Dieu sans Dieu

En me promenant au boulevard de Grancy, à Lausanne, j’ai été intrigué par une étrange structure architecturale. Qu’était-ce donc ? Comme il était impossible que ce soit une station intermédiaire de télécabine, j’ai opté pour une entrée de parking souterrain avec kiosque et toilettes publiques. Fort de cette constatation, je m’approche dudit édifice et je constate qu’il s’agit d’un lieu de culte, une City-Church. Quel ne fut pas mon étonnement ! A peine de retour chez moi, je me renseigne sur cette étrange église et je dois constater que ce que l’on y fait me semble à l’image de son architecture : vide et froid.

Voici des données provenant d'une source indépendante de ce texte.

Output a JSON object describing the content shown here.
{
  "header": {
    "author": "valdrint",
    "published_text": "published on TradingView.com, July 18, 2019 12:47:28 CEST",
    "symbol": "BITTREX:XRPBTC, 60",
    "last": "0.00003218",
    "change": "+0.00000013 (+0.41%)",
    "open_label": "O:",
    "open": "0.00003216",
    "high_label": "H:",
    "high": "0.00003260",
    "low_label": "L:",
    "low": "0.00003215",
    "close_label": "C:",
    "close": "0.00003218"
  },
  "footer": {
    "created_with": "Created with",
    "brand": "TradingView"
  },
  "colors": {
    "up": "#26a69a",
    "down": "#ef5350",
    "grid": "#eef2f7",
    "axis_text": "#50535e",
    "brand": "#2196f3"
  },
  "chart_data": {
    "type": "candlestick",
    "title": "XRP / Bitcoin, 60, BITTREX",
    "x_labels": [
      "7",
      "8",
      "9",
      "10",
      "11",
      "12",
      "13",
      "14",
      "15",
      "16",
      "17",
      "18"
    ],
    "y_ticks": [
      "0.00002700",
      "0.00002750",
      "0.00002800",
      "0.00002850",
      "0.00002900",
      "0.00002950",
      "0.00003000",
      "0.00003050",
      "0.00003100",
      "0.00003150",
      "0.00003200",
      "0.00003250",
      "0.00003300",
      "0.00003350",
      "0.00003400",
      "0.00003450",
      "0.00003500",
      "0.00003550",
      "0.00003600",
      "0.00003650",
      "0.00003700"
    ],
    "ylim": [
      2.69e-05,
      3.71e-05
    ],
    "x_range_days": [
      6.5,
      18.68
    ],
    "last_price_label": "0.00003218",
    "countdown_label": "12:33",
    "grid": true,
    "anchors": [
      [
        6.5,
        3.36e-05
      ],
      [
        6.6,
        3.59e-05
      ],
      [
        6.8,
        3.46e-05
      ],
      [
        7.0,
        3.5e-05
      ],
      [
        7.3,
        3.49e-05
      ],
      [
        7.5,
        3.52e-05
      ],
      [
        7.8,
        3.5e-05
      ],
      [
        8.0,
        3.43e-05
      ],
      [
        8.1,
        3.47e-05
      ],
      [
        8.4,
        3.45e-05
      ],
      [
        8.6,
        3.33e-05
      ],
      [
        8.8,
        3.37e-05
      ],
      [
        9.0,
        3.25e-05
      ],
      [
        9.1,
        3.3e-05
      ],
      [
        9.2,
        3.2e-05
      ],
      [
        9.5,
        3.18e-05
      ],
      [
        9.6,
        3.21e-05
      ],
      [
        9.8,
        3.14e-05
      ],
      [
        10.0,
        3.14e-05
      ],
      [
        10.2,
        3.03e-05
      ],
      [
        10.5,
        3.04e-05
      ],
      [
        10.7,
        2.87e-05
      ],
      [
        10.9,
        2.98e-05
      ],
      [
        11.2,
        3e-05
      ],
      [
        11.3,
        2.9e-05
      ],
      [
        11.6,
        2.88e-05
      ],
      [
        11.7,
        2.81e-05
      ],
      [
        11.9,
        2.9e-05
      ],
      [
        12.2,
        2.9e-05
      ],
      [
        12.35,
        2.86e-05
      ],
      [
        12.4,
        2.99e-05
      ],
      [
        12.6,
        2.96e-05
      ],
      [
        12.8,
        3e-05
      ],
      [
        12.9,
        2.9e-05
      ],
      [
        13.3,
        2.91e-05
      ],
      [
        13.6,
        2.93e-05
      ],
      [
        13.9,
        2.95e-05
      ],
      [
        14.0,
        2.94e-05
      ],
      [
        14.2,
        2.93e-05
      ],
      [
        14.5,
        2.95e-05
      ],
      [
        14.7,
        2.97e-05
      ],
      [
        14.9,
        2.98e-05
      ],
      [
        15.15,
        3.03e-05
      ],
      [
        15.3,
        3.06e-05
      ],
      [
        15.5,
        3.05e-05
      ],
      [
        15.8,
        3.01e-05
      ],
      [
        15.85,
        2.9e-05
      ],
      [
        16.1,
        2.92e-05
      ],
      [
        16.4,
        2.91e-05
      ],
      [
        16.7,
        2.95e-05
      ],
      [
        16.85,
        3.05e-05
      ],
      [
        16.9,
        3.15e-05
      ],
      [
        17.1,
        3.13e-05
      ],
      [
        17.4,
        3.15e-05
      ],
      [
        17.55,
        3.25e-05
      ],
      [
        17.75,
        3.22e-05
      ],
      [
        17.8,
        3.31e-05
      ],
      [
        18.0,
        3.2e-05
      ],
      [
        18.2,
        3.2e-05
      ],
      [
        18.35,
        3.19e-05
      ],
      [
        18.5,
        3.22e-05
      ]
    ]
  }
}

Une architecture qui veut tout dire

De quoi à l’air ce lieu ? Une chapelle ronde et dépouillée ressemblant à une salle de gymnastique, une salle de méditation aussi vide et terne qu’une salle polyvalente, des salles de rencontres et des espaces pour entretiens individuels.

Est-ce bien sérieux ?

La City-Church est présentée dans une vidéo de moins de quatre minutes. En la regardant, je suis pris entre tristesse et colère. J’ai envie de crier ces paroles venant d’un autre temps : Deus Vult ou Montjoie ! Saint Denis !

Dans cette vidéo, on entend, tel un mantra, les mots « intériorité », « recentrer », « chercheur de sens ». La religion présentée ici n’est pas la religion du Dieu qui se fait homme mais bien celle de l’homme qui s’imagine et se pense Dieu. Cela n’a rien à voir avec le christianisme, c’est même son inversion. En fait, nous sommes devant une bouillabaisse psycho-affective de développement personnel.

Ce lieu est pensé et conçu comme un « laboratoire à travers des expositions et des conférences ». Bien plus, pour être certain de plaire et d’être efficace, une chargée de projets culturels y a été engagée. Cette dernière nous apprend, entre autres, que tout un chacun pourra « valoriser le moment » et « le lien avec notre propre corps ». Cela ne s’invente pas !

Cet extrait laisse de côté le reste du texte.